Pemkab Tanah Bumbu

Eksistensi Mappanre Ri Tasi dan Masa Depan Pariwisata Tanah Bumbu

apahabar.com, BATULICIN – Setelah berlangsung kurang lebih satu bulan, Pesona Mappanre Ri Tasi 2019 resmi ditutup…

Featured-Image
Bupati Tanah Bumbu, H Sudian Noor, beserta istri dan sejumlah pejabat saat menuju kapal di acara puncak Pesona Mappanre Ri Tasi 2019.Foto-apahabar.com/Puja Mandela

bakabar.com, BATULICIN – Setelah berlangsung kurang lebih satu bulan, Pesona Mappanre Ri Tasi 2019 resmi ditutup pada Sabtu, (4/5/2019). Penutupan secara seremonial dilakukan oleh Kepala Dinas Pariwisata Provinsi Kalimantan Selatan, Dahnial Kifli.

Di Kabupaten Tanah Bumbu, even Mappanre Ri Tasi tidak sekadar menjadi even budaya tahunan para nelayan untuk mengekspresikan rasa syukur terhadap hasil laut. Mappanre Ri Tasi jauh lebih besar dari itu.

Even ini sudah menjadi semacam pesta dan hiburan rakyat sekaligus momentum para pedagang untuk mencari rezeki.

Pada 2017, Presiden Republik Indonesia, Joko Widodo, datang ke Kabupaten Tanah Bumbu untuk menghadiri even Budaya Maritim Mappanre Ri Tasi yang saat itu masih populer dengan sebutan Mappanretasi.

Di bibir Pantai Pagatan, Presiden Jokowi mendapat gelar kehormatan “Kapiteng Lau Pulo” dari Lembaga Ade Ogi Tanah Bumbu. Kehadiran Presiden Jokowi saat itu membuat Mappanre Ri Tasi makin semarak, bahkan nama Kabupaten Tanah Bumbu banyak disebut di media-media nasional.
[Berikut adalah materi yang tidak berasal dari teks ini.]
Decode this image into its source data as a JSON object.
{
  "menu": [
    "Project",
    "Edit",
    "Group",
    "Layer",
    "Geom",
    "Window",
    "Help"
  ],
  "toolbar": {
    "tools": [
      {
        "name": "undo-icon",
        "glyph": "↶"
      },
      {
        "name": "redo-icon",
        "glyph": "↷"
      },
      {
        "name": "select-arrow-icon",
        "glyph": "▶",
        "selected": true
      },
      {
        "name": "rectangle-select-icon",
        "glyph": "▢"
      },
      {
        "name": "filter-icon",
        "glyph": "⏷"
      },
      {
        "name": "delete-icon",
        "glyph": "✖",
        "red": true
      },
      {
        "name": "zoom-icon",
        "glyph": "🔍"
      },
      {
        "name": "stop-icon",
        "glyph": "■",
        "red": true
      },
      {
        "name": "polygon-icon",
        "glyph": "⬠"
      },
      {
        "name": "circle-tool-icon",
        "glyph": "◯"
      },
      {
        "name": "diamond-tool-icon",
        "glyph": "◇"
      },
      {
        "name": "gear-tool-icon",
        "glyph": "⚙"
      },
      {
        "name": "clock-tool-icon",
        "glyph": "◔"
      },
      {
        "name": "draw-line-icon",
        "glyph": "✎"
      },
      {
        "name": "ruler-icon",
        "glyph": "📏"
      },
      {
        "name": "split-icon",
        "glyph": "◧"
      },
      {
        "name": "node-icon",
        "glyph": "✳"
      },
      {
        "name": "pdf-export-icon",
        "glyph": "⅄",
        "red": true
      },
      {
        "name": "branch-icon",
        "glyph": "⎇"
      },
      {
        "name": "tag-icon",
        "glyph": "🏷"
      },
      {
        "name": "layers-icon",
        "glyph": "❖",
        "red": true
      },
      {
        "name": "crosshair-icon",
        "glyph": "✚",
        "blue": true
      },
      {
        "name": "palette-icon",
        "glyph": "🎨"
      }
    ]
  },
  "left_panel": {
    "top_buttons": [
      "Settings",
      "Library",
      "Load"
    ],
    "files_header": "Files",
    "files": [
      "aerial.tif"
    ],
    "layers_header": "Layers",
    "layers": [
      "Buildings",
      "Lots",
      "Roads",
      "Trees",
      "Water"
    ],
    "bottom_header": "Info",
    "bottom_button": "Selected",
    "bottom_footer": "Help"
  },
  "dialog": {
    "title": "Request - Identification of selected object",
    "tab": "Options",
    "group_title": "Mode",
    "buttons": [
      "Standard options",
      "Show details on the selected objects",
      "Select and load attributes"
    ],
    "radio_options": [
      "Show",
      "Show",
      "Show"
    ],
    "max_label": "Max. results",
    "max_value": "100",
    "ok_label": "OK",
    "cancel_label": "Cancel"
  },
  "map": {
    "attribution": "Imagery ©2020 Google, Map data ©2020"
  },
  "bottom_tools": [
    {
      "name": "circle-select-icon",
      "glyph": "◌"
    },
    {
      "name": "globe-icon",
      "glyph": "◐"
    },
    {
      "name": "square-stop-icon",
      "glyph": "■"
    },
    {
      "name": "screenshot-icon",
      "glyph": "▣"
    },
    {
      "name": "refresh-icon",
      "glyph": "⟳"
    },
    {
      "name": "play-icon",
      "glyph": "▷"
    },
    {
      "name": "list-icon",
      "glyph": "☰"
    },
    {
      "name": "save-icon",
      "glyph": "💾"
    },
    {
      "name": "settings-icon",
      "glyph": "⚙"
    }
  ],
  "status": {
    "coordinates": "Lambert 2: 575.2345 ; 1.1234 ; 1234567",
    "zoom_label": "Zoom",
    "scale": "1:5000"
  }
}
Satu tahun kemudian, Pesta Adat Mappanre Ri Tasi jauh lebih semarak lagi. Pemerintah Kabupaten Tanah Bumbu menggelar even tahunan secara besar-besaran. Lokasi acara yang biasanya terpusat di Pantai Pagatan, dipindah ke kawasan Benteng Mattone yang lahannya jauh lebih luas.

Baca Juga: Jika Tanbu Jadi Jakarta Baru, Repnas: Kesempatan Pemerataan Ekonomi dan Pembangunan

Mardani H Maming yang kala itu menjabat sebagai Bupati Tanah Bumbu, terlihat “all out” dalam melaksanakan even tersebut.

Untuk memperkenalkan Kabupaten Tanah Bumbu kepada masyarakat luas, Pemerintah Kabupaten Tanah Bumbu mengundang banyak musisi besar di level nasional, dari Gigi, Sheila On 7, Shaggydog, Radja, Power Metal, dan The Changcuters. Kedatangan band-band itu juga didukung dengan sound raksasa berkekuatan ratusan ribu watt dan konsep panggung yang megah.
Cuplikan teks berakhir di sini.